Brunei has a mandatory death penalty for many narcotics offenses.
Under the current law, possession of heroin and morphine derivatives
of more than 15 grams, and cannabis of more than 20 grams, carries
the death penalty. Possession of lesser amounts carries a minimum
twenty-year jail term and caning.
REGISTRATION/U.S. EMBASSY LOCATION: Americans living in
or visiting Brunei are encouraged to register in person or via
telephone or fax at the consular section of the U.S. Embassy in
Bandar Seri Begawan and obtain updated information on travel and
security within the country. The U.S. Embassy is located on the
3rd floor, Teck Guan Plaza, Jalan Sultan, in the capital city
of Bandar Seri Begawan. The U.S. mailing address is American Embassy,
PSC 470 (BSB), FPO AP, 96507. The telephone number is (673)(2)229-670,
fax number (673)(2)225-293 and e-mail address firstname.lastname@example.org.
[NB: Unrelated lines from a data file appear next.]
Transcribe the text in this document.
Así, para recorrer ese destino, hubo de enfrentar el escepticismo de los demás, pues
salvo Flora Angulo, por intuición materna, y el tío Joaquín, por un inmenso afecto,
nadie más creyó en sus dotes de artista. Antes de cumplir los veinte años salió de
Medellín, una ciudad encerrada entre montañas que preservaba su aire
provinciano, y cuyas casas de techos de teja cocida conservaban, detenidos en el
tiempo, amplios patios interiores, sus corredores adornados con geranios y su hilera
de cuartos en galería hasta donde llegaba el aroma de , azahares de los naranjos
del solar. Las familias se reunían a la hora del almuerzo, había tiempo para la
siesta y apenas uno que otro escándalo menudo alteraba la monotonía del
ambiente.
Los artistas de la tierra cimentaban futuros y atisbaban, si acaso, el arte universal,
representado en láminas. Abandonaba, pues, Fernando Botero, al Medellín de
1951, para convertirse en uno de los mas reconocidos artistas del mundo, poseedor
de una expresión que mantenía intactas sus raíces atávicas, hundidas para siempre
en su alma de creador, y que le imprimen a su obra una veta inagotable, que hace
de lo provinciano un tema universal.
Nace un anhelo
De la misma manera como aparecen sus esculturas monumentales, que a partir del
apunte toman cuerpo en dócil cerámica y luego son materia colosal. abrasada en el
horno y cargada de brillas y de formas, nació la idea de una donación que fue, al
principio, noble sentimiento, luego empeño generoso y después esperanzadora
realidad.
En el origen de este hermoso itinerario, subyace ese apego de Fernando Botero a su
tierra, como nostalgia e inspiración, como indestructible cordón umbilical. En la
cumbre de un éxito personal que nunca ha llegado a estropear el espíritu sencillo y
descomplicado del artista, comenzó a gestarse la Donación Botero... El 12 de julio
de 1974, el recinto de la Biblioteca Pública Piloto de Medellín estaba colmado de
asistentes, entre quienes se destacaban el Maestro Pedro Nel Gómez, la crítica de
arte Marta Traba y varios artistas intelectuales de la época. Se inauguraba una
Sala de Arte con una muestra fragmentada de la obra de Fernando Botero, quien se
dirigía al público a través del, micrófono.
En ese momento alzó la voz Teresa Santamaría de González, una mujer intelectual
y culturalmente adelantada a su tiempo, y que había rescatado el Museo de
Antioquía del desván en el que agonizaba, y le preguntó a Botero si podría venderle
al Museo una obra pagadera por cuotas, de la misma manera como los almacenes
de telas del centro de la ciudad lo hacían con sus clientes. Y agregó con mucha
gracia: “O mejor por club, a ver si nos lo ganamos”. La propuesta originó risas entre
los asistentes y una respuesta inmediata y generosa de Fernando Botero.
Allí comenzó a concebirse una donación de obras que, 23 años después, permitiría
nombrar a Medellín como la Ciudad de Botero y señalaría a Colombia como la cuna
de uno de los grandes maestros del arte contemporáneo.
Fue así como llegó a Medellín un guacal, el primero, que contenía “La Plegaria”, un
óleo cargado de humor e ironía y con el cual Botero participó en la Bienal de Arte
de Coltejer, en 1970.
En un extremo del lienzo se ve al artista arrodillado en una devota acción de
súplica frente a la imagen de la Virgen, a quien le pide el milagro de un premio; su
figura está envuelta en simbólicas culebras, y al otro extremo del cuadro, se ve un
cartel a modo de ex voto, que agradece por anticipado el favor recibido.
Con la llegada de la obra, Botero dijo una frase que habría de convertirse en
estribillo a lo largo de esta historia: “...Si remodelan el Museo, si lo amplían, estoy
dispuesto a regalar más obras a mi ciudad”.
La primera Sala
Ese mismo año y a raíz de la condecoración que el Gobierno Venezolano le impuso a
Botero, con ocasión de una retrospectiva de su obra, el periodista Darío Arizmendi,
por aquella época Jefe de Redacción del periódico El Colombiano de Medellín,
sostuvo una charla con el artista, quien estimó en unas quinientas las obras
The after hours number for emergency calls is (673)(8) 730-691.
CHILDREN’S ISSUES: For information on international adoption
of children, international parental child abduction, and international
child support enforcement issues, please refer to our Internet
site at http://travel.state.gov/children's_issues.html
or telephone (202) 736-7000.
This replaces the Consular Information Sheet dated September
14, 1999 to update the sections on Country Description, Entry
Requirements, Medical Facilities, Traffic Safety and Road Conditions,
Aviation Safety Oversight, Customs, Criminal Penalties, and Registration/Embassy
location, and to delete Y2K information.